The World Hepatitis Alliance’s (WHA) global campaign for World Hepatitis Day 2018 on 28 July and the next three years focuses on ‘finding the mission millions’ with viral hepatitis. It is estimated that only 11% of people with viral hepatitis are aware, meaning 89% (around 290 million people) are unaware.
The campaign aims to tackle the main barriers to diagnosis: lack of public knowledge of the disease, lack of knowledge of the disease among healthcare professionals, lack of easily accessible testing, stigma and discrimination, and out of pocket cost to patients.
Hepatitis is an inflammatory condition that affects the liver. It is usually caused by a viral infection; however, it can also be caused by an autoimmune response or the result of medicines, toxins or alcohol.
One form of hepatitis, hepatitis C virus (HCV), can often have no symptoms. If left untreated HCV can cause liver scarring, which can lead to liver disease, failure and cancer.
In 2016, 194 World Health Organisation (WHO) member states, including the UK, signed the WHO Global Health Sector Strategy on Viral Hepatitis, which included a commitment to eliminate HCV by 2030. NHS England pledged it would aim to eliminate the virus by 2025 in January 2018.
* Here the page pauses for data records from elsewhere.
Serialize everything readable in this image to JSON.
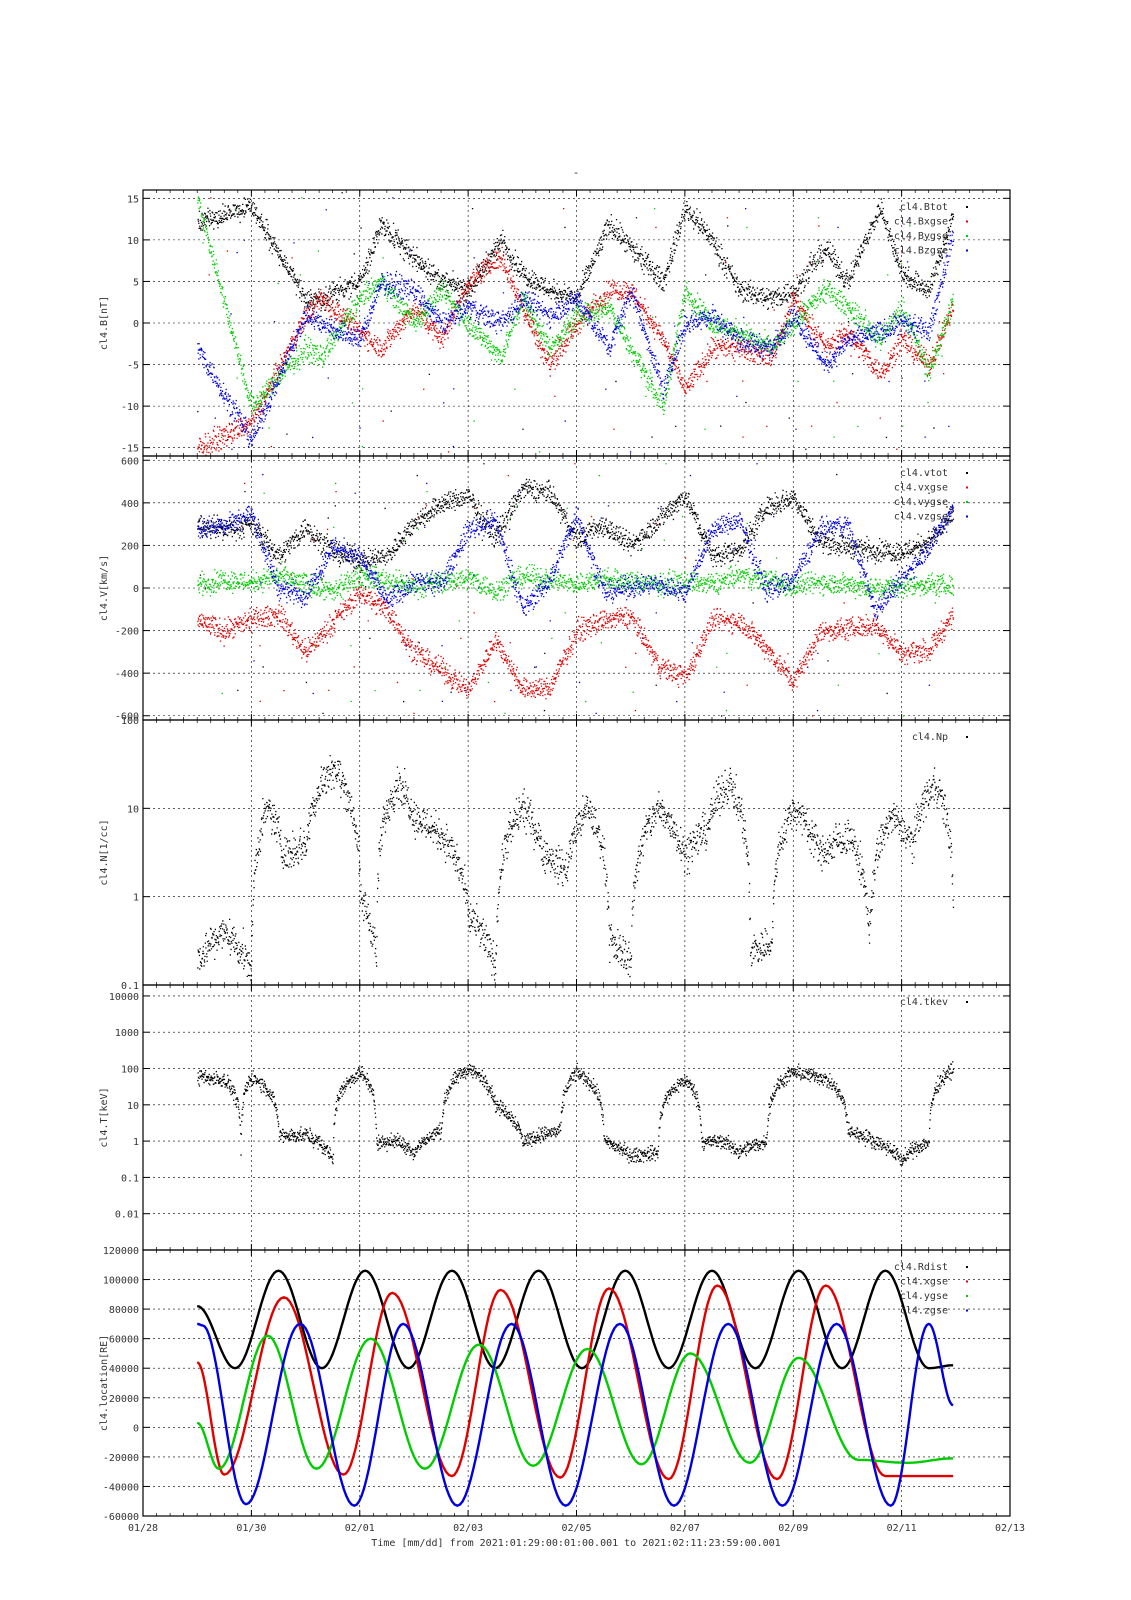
{
  "figure": {
    "title": "-",
    "xlabel": "Time [mm/dd]  from 2021:01:29:00:01:00.001  to  2021:02:11:23:59:00.001",
    "x_ticks": [
      "01/28",
      "01/30",
      "02/01",
      "02/03",
      "02/05",
      "02/07",
      "02/09",
      "02/11",
      "02/13"
    ],
    "x_range_days": [
      0,
      16
    ],
    "colors": {
      "black": "#000000",
      "red": "#e00000",
      "green": "#00cc00",
      "blue": "#0000e0"
    }
  },
  "chart_data": [
    {
      "type": "scatter",
      "ylabel": "cl4.B[nT]",
      "ylim": [
        -16,
        16
      ],
      "yscale": "linear",
      "y_ticks": [
        -15,
        -10,
        -5,
        0,
        5,
        10,
        15
      ],
      "legend": "top-right",
      "grid": true,
      "series": [
        {
          "name": "cl4.Btot",
          "color": "#000000"
        },
        {
          "name": "cl4.Bxgse",
          "color": "#e00000"
        },
        {
          "name": "cl4.Bygse",
          "color": "#00cc00"
        },
        {
          "name": "cl4.Bzgse",
          "color": "#0000e0"
        }
      ]
    },
    {
      "type": "scatter",
      "ylabel": "cl4.V[km/s]",
      "ylim": [
        -620,
        620
      ],
      "yscale": "linear",
      "y_ticks": [
        -600,
        -400,
        -200,
        0,
        200,
        400,
        600
      ],
      "legend": "top-right",
      "grid": true,
      "series": [
        {
          "name": "cl4.vtot",
          "color": "#000000"
        },
        {
          "name": "cl4.vxgse",
          "color": "#e00000"
        },
        {
          "name": "cl4.vygse",
          "color": "#00cc00"
        },
        {
          "name": "cl4.vzgse",
          "color": "#0000e0"
        }
      ]
    },
    {
      "type": "scatter",
      "ylabel": "cl4.N[1/cc]",
      "ylim": [
        0.1,
        100
      ],
      "yscale": "log",
      "y_ticks": [
        0.1,
        1,
        10,
        100
      ],
      "legend": "top-right",
      "grid": true,
      "series": [
        {
          "name": "cl4.Np",
          "color": "#000000"
        }
      ]
    },
    {
      "type": "scatter",
      "ylabel": "cl4.T[keV]",
      "ylim": [
        0.001,
        20000
      ],
      "yscale": "log",
      "y_ticks": [
        0.01,
        0.1,
        1,
        10,
        100,
        1000,
        10000
      ],
      "legend": "top-right",
      "grid": true,
      "series": [
        {
          "name": "cl4.tkev",
          "color": "#000000"
        }
      ]
    },
    {
      "type": "line",
      "ylabel": "cl4.location[RE]",
      "ylim": [
        -60000,
        120000
      ],
      "yscale": "linear",
      "y_ticks": [
        -60000,
        -40000,
        -20000,
        0,
        20000,
        40000,
        60000,
        80000,
        100000,
        120000
      ],
      "legend": "top-right",
      "grid": true,
      "series": [
        {
          "name": "cl4.Rdist",
          "color": "#000000",
          "x": [
            1.0,
            1.7,
            2.5,
            3.3,
            4.1,
            4.9,
            5.7,
            6.5,
            7.3,
            8.1,
            8.9,
            9.7,
            10.5,
            11.3,
            12.1,
            12.9,
            13.7,
            14.5,
            14.95
          ],
          "values": [
            82000,
            40000,
            106000,
            40000,
            106000,
            40000,
            106000,
            40000,
            106000,
            40000,
            106000,
            40000,
            106000,
            40000,
            106000,
            40000,
            106000,
            40000,
            42000
          ]
        },
        {
          "name": "cl4.xgse",
          "color": "#e00000",
          "x": [
            1.0,
            1.5,
            2.6,
            3.7,
            4.6,
            5.7,
            6.6,
            7.7,
            8.6,
            9.7,
            10.6,
            11.7,
            12.6,
            13.7,
            14.95
          ],
          "values": [
            44000,
            -32000,
            88000,
            -32000,
            91000,
            -33000,
            93000,
            -34000,
            94000,
            -35000,
            96000,
            -35000,
            96000,
            -33000,
            -33000
          ]
        },
        {
          "name": "cl4.ygse",
          "color": "#00cc00",
          "x": [
            1.0,
            1.4,
            2.3,
            3.2,
            4.2,
            5.2,
            6.2,
            7.2,
            8.2,
            9.2,
            10.1,
            11.2,
            12.1,
            13.2,
            14.1,
            14.95
          ],
          "values": [
            3000,
            -28000,
            62000,
            -28000,
            60000,
            -28000,
            56000,
            -26000,
            53000,
            -25000,
            50000,
            -24000,
            47000,
            -22000,
            -24000,
            -21000
          ]
        },
        {
          "name": "cl4.zgse",
          "color": "#0000e0",
          "x": [
            1.0,
            1.1,
            1.9,
            2.9,
            3.9,
            4.8,
            5.8,
            6.8,
            7.8,
            8.8,
            9.8,
            10.8,
            11.8,
            12.8,
            13.8,
            14.5,
            14.95
          ],
          "values": [
            70000,
            69000,
            -52000,
            70000,
            -53000,
            70000,
            -53000,
            70000,
            -53000,
            70000,
            -53000,
            70000,
            -53000,
            70000,
            -53000,
            70000,
            15000
          ]
        }
      ]
    }
  ]
}
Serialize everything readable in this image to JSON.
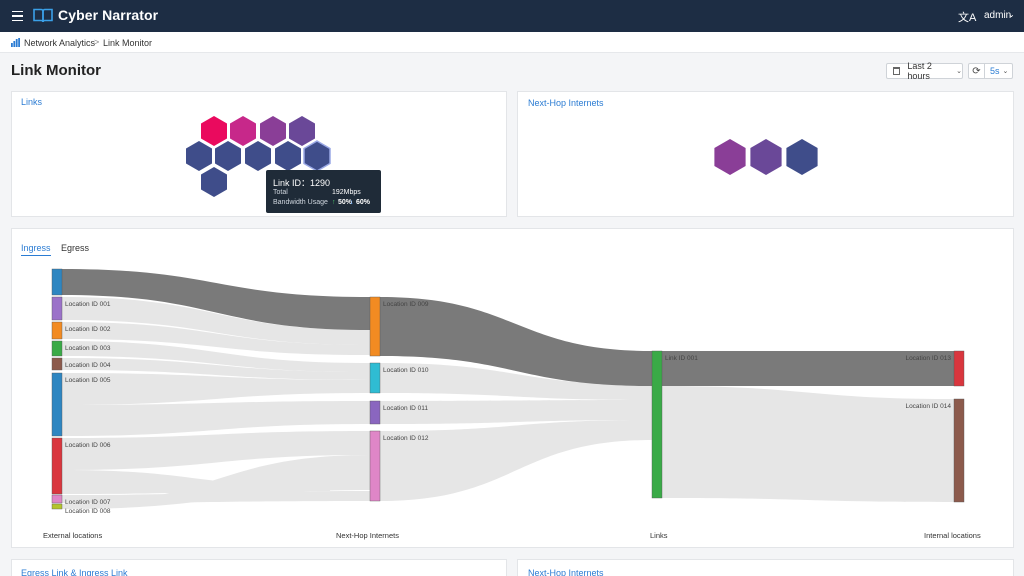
{
  "header": {
    "menu_icon": "hamburger-menu-icon",
    "logo_icon": "book-logo-icon",
    "app_title": "Cyber Narrator",
    "language_icon": "translate-icon",
    "user": "admin",
    "user_caret_icon": "chevron-down-icon",
    "background_color": "#1d2d44"
  },
  "breadcrumb": {
    "icon": "bar-chart-icon",
    "root": "Network Analytics",
    "separator": ">",
    "current": "Link Monitor"
  },
  "page": {
    "title": "Link Monitor"
  },
  "toolbar": {
    "calendar_icon": "calendar-icon",
    "time_range": "Last 2 hours",
    "time_caret": "⌄",
    "refresh_icon": "refresh-icon",
    "refresh_glyph": "⟳",
    "interval": "5s",
    "interval_caret": "⌄",
    "accent_color": "#2b7cd3"
  },
  "links_panel": {
    "title": "Links",
    "hex_colors": [
      "#ea0a5e",
      "#c7288a",
      "#8a3e97",
      "#6a4898",
      "#3f4d8a",
      "#3f4d8a",
      "#3f4d8a",
      "#3f4d8a",
      "#3f4d8a",
      "#3f4d8a"
    ],
    "tooltip": {
      "title": "Link ID：1290",
      "total_label": "Total",
      "total_value": "192Mbps",
      "bandwidth_label": "Bandwidth Usage",
      "up_glyph": "↑",
      "up_value": "50%",
      "down_glyph": "↓",
      "down_value": "60%",
      "up_color": "#4cc26a",
      "down_color": "#3d8ef0"
    }
  },
  "nexthop_panel": {
    "title": "Next-Hop Internets",
    "hex_colors": [
      "#8a3e97",
      "#6a4898",
      "#3f4d8a"
    ]
  },
  "flow_panel": {
    "tabs": [
      {
        "label": "Ingress",
        "active": true
      },
      {
        "label": "Egress",
        "active": false
      }
    ],
    "columns": [
      "External locations",
      "Next-Hop Internets",
      "Links",
      "Internal locations"
    ],
    "external_nodes": [
      {
        "label": "",
        "color": "#2e86c1"
      },
      {
        "label": "Location ID 001",
        "color": "#9b72c9"
      },
      {
        "label": "Location ID 002",
        "color": "#f28b22"
      },
      {
        "label": "Location ID 003",
        "color": "#3aaa47"
      },
      {
        "label": "Location ID 004",
        "color": "#8c5a4c"
      },
      {
        "label": "Location ID 005",
        "color": "#2e86c1"
      },
      {
        "label": "Location ID 006",
        "color": "#d9363e"
      },
      {
        "label": "Location ID 007",
        "color": "#df86c7"
      },
      {
        "label": "Location ID 008",
        "color": "#b4c42d"
      }
    ],
    "nexthop_nodes": [
      {
        "label": "Location ID 009",
        "color": "#f28b22"
      },
      {
        "label": "Location ID 010",
        "color": "#2fbcd3"
      },
      {
        "label": "Location ID 011",
        "color": "#8a66bf"
      },
      {
        "label": "Location ID 012",
        "color": "#df86c7"
      }
    ],
    "link_nodes": [
      {
        "label": "Link ID 001",
        "color": "#3aaa47"
      }
    ],
    "internal_nodes": [
      {
        "label": "Location ID 013",
        "color": "#d9363e"
      },
      {
        "label": "Location ID 014",
        "color": "#8c5a4c"
      }
    ],
    "highlight_flow_color": "#7a7a7a",
    "flow_color": "#e6e6e6"
  },
  "bottom_panels": {
    "left_title": "Egress Link & Ingress Link",
    "right_title": "Next-Hop Internets"
  }
}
Hepatitis C coalition chair Professor Steve Ryder wrote in the organisation’s report: “The government and NHS England’s commitment to tackling the disease is welcome and, thanks to new medicines, we have made significant steps in the right direction. In 2015, the NHS treated virtually every UK patient who developed cirrhosis as a result of HCV and has reversed the growing mortality.
“Hepatitis C could be the UK’s next big public health success story. But, if we want to eliminate it by 2025 we need a concerted and coordinated effort to find undiagnosed patients and treat them.”
It has been estimated that 160,000 people in England and 214,000 in the UK are chronically affected by HCV and between 40% and 50% remain undiagnosed.
British Liver Trust chief executive Judi Rhys said: “A key challenge in ‘finding the missing millions’ will be the fact that hepatitis C often has no symptoms in the early stages and it is thought that less than half of those living with the virus have been diagnosed. It is therefore vital that anyone who is at risk asks to be tested.
“Many people who are undiagnosed are not aware that they may be at risk. We would urge anyone who has ever dabbled in drugs (even if it was many years ago); had unprotected sex with someone who may have been infected; had a tattoo or received healthcare in a country with a high prevalence of the virus or who may be have been put at risk in their workplace, for example from a needle stick injury, to get tested to be sure.”